The pitfall here is obvious: this list grows until it explodes your context window. Which brings us to…

Long-Term Memory: The “Important Stuff” Filing Cabinet

When your short-term memory gets too long, you need to offload the crucial bits. Long-term memory is a database—a vector store, a SQL table, a CSV file, whatever—where you stash summaries, key facts, or entire conversations for later recall.

The magic trick isn’t just storage; it’s retrieval. You can’t dump 10,000 tokens back into the prompt. Instead, you use the user’s current query to search your memory for the most relevant snippets.

from langchain_community.vectorstores import Chroma
from langchain_openai import OpenAIEmbeddings

# Set up our vector database as a long-term memory store
vector_db = Chroma(embedding_function=OpenAIEmbeddings(), persist_directory="./memories")

def commit_to_long_term_memory(conversation_summary):
    """Takes a summary text and adds it to the vector database."""
    vector_db.add_texts([conversation_summary])

def retrieve_memories(query, k=3):
    """Searches long-term memory for texts relevant to the query."""
    return vector_db.similarity_search(query, k=k)

# After a long conversation, we summarize it and commit it
summary = "The user asked about France. We discussed that Paris is the capital with a population of ~2.1 million."
commit_to_long_term_memory(summary)

# Weeks later, a new query comes in: "Tell me about French culture."
relevant_memories = retrieve_memories("French culture")
# This will likely retrieve the summary about France/Paris,
# providing the agent with crucial context from the past.

The big gotcha? Summarization is lossy. You will drop details. The art is in writing a good summary prompt that captures the intent and crucial facts, not just the literal text. Also, picking the right number of retrieved snippets (k) is a balancing act between relevance and context clutter.

Episodic Memory: The “Story of Us”

This is where we get fancy. Episodic memory isn’t just facts; it’s the autobiographical record of the agent’s experiences—its interactions, its tool uses, its successes and glorious failures. It’s the agent’s personal story with the user.

Implementing this often means storing richly structured data. You’re not just saving a text summary; you’re saving the action trajectory.

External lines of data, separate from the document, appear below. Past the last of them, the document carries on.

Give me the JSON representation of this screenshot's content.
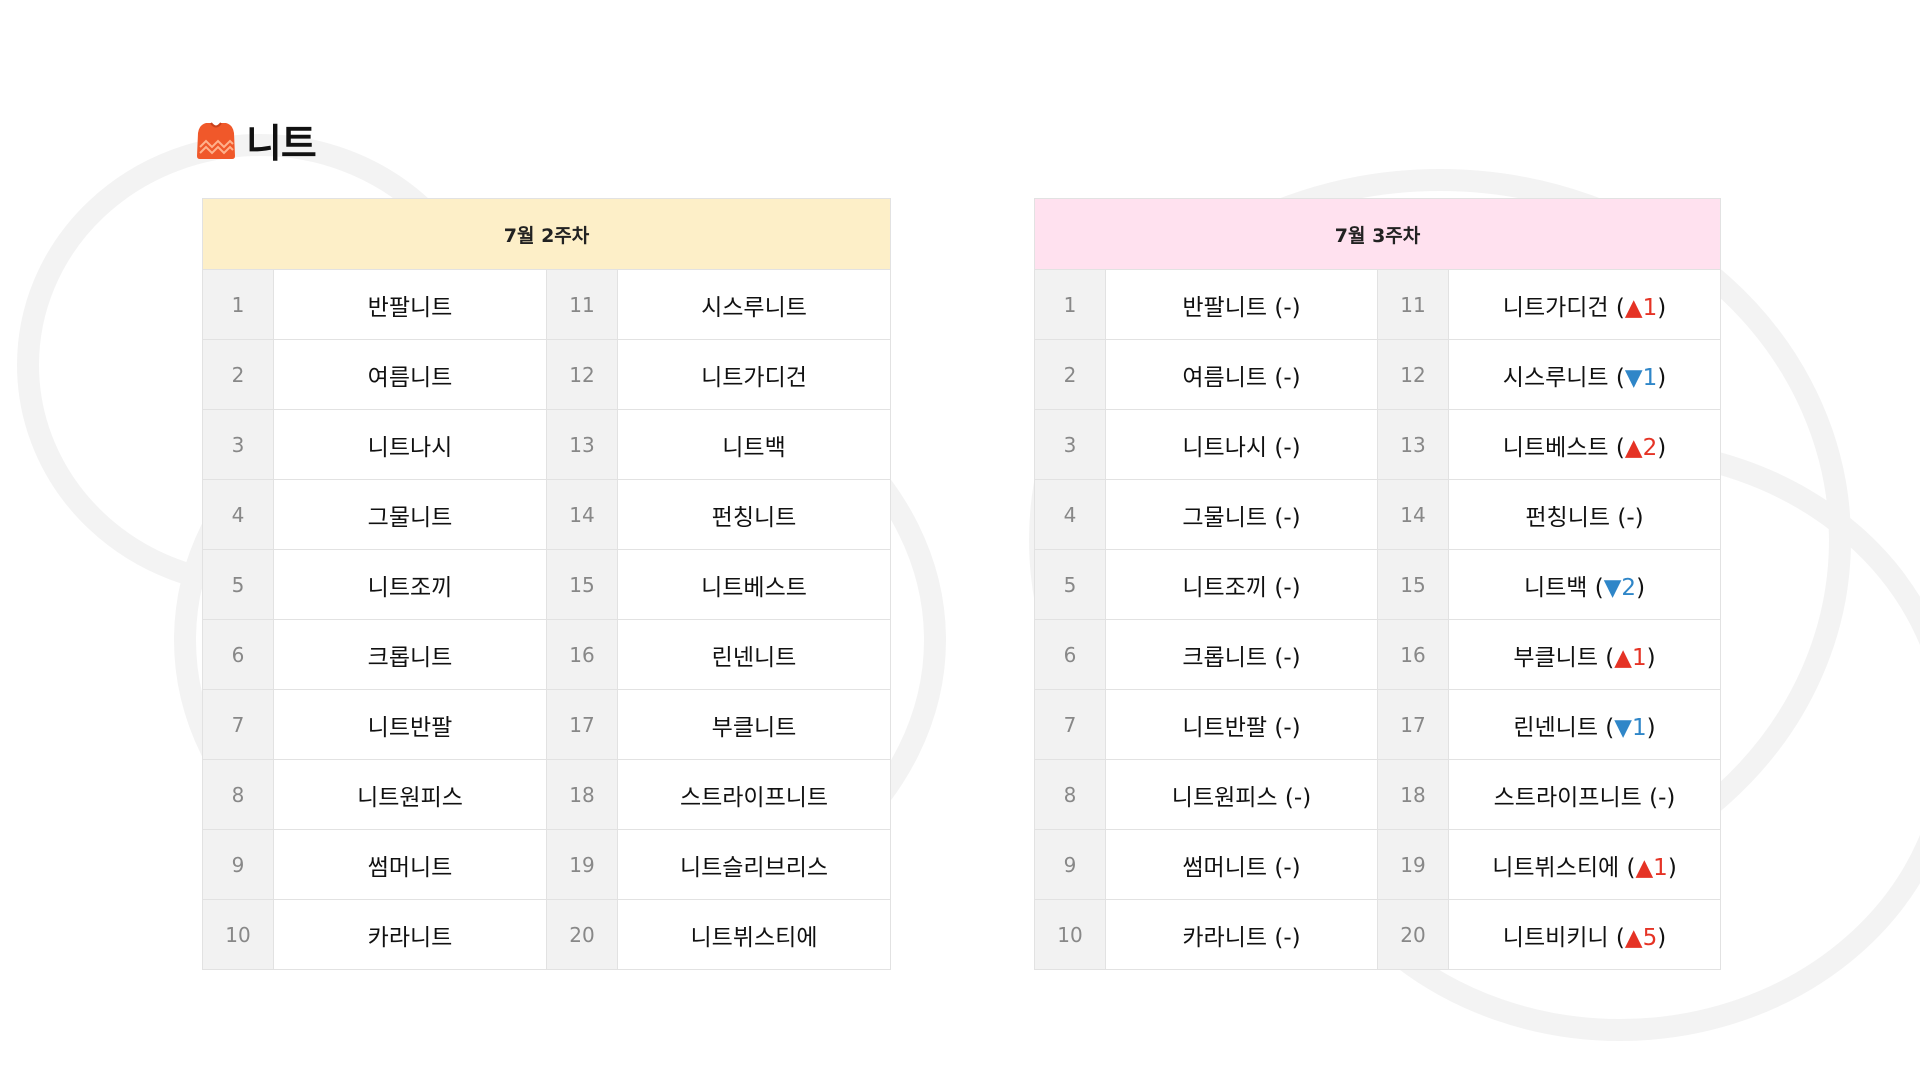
{
  "title": "니트",
  "colors": {
    "accent_orange": "#f0582a",
    "week2_header_bg": "#fdefc8",
    "week3_header_bg": "#ffe1ef",
    "rank_cell_bg": "#f2f2f2",
    "up": "#e53325",
    "down": "#2f86c8"
  },
  "icons": {
    "title_icon": "sweater-icon",
    "up": "▲",
    "down": "▼"
  },
  "week2": {
    "header": "7월 2주차",
    "rows": [
      {
        "rank_left": "1",
        "item_left": "반팔니트",
        "rank_right": "11",
        "item_right": "시스루니트"
      },
      {
        "rank_left": "2",
        "item_left": "여름니트",
        "rank_right": "12",
        "item_right": "니트가디건"
      },
      {
        "rank_left": "3",
        "item_left": "니트나시",
        "rank_right": "13",
        "item_right": "니트백"
      },
      {
        "rank_left": "4",
        "item_left": "그물니트",
        "rank_right": "14",
        "item_right": "펀칭니트"
      },
      {
        "rank_left": "5",
        "item_left": "니트조끼",
        "rank_right": "15",
        "item_right": "니트베스트"
      },
      {
        "rank_left": "6",
        "item_left": "크롭니트",
        "rank_right": "16",
        "item_right": "린넨니트"
      },
      {
        "rank_left": "7",
        "item_left": "니트반팔",
        "rank_right": "17",
        "item_right": "부클니트"
      },
      {
        "rank_left": "8",
        "item_left": "니트원피스",
        "rank_right": "18",
        "item_right": "스트라이프니트"
      },
      {
        "rank_left": "9",
        "item_left": "썸머니트",
        "rank_right": "19",
        "item_right": "니트슬리브리스"
      },
      {
        "rank_left": "10",
        "item_left": "카라니트",
        "rank_right": "20",
        "item_right": "니트뷔스티에"
      }
    ]
  },
  "week3": {
    "header": "7월 3주차",
    "rows": [
      {
        "rank_left": "1",
        "item_left": "반팔니트",
        "change_left": {
          "dir": "none",
          "value": "-"
        },
        "rank_right": "11",
        "item_right": "니트가디건",
        "change_right": {
          "dir": "up",
          "value": "1"
        }
      },
      {
        "rank_left": "2",
        "item_left": "여름니트",
        "change_left": {
          "dir": "none",
          "value": "-"
        },
        "rank_right": "12",
        "item_right": "시스루니트",
        "change_right": {
          "dir": "down",
          "value": "1"
        }
      },
      {
        "rank_left": "3",
        "item_left": "니트나시",
        "change_left": {
          "dir": "none",
          "value": "-"
        },
        "rank_right": "13",
        "item_right": "니트베스트",
        "change_right": {
          "dir": "up",
          "value": "2"
        }
      },
      {
        "rank_left": "4",
        "item_left": "그물니트",
        "change_left": {
          "dir": "none",
          "value": "-"
        },
        "rank_right": "14",
        "item_right": "펀칭니트",
        "change_right": {
          "dir": "none",
          "value": "-"
        }
      },
      {
        "rank_left": "5",
        "item_left": "니트조끼",
        "change_left": {
          "dir": "none",
          "value": "-"
        },
        "rank_right": "15",
        "item_right": "니트백",
        "change_right": {
          "dir": "down",
          "value": "2"
        }
      },
      {
        "rank_left": "6",
        "item_left": "크롭니트",
        "change_left": {
          "dir": "none",
          "value": "-"
        },
        "rank_right": "16",
        "item_right": "부클니트",
        "change_right": {
          "dir": "up",
          "value": "1"
        }
      },
      {
        "rank_left": "7",
        "item_left": "니트반팔",
        "change_left": {
          "dir": "none",
          "value": "-"
        },
        "rank_right": "17",
        "item_right": "린넨니트",
        "change_right": {
          "dir": "down",
          "value": "1"
        }
      },
      {
        "rank_left": "8",
        "item_left": "니트원피스",
        "change_left": {
          "dir": "none",
          "value": "-"
        },
        "rank_right": "18",
        "item_right": "스트라이프니트",
        "change_right": {
          "dir": "none",
          "value": "-"
        }
      },
      {
        "rank_left": "9",
        "item_left": "썸머니트",
        "change_left": {
          "dir": "none",
          "value": "-"
        },
        "rank_right": "19",
        "item_right": "니트뷔스티에",
        "change_right": {
          "dir": "up",
          "value": "1"
        }
      },
      {
        "rank_left": "10",
        "item_left": "카라니트",
        "change_left": {
          "dir": "none",
          "value": "-"
        },
        "rank_right": "20",
        "item_right": "니트비키니",
        "change_right": {
          "dir": "up",
          "value": "5"
        }
      }
    ]
  }
}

# A more advanced memory object for an episodic store
episode = {
    "timestamp": "2024-05-20T14:32:00Z",
    "user_input": "Book me a flight to Paris and a hotel for next week.",
    "actions": [
        {
            "tool_used": "flight_booking_tool",
            "parameters": {"destination": "CDG", "dates": "2024-05-27 to 2024-05-30"},
            "result": "Success. Flight booked, confirmation code: AF1234"
        },
        {
            "tool_used": "hotel_booking_tool",
            "parameters": {"city": "Paris", "check-in": "2024-05-27"},
            "result": "Error: No availability for those dates."
        }
    ],
    "outcome": "Flight was booked successfully but hotel booking failed. User needs to be notified and alternative dates suggested."
}

# We'd commit this whole structured episode to a database
# Later, if the user says "What's the status of my trip?",
# we can retrieve this episode, understand the past actions,
# and give a coherent update instead of just saying "I don't know."

The questionable choice here, made by nearly every designer first tackling this, is the assumption that more structure is always better. It’s not. It’s more complex to query and maintain. The best practice is to start simple—maybe just storing successful tool executions—and add structure only when you really need to answer complex questions about past events.

The ultimate goal is to weave these memory types together. Short-term handles the immediate task, long-term provides crucial background, and episodic remembers how you and it specifically handled things in the past. Get it right, and the agent feels shockingly competent. Get it wrong, and well, you get amnesiac interns. Your call.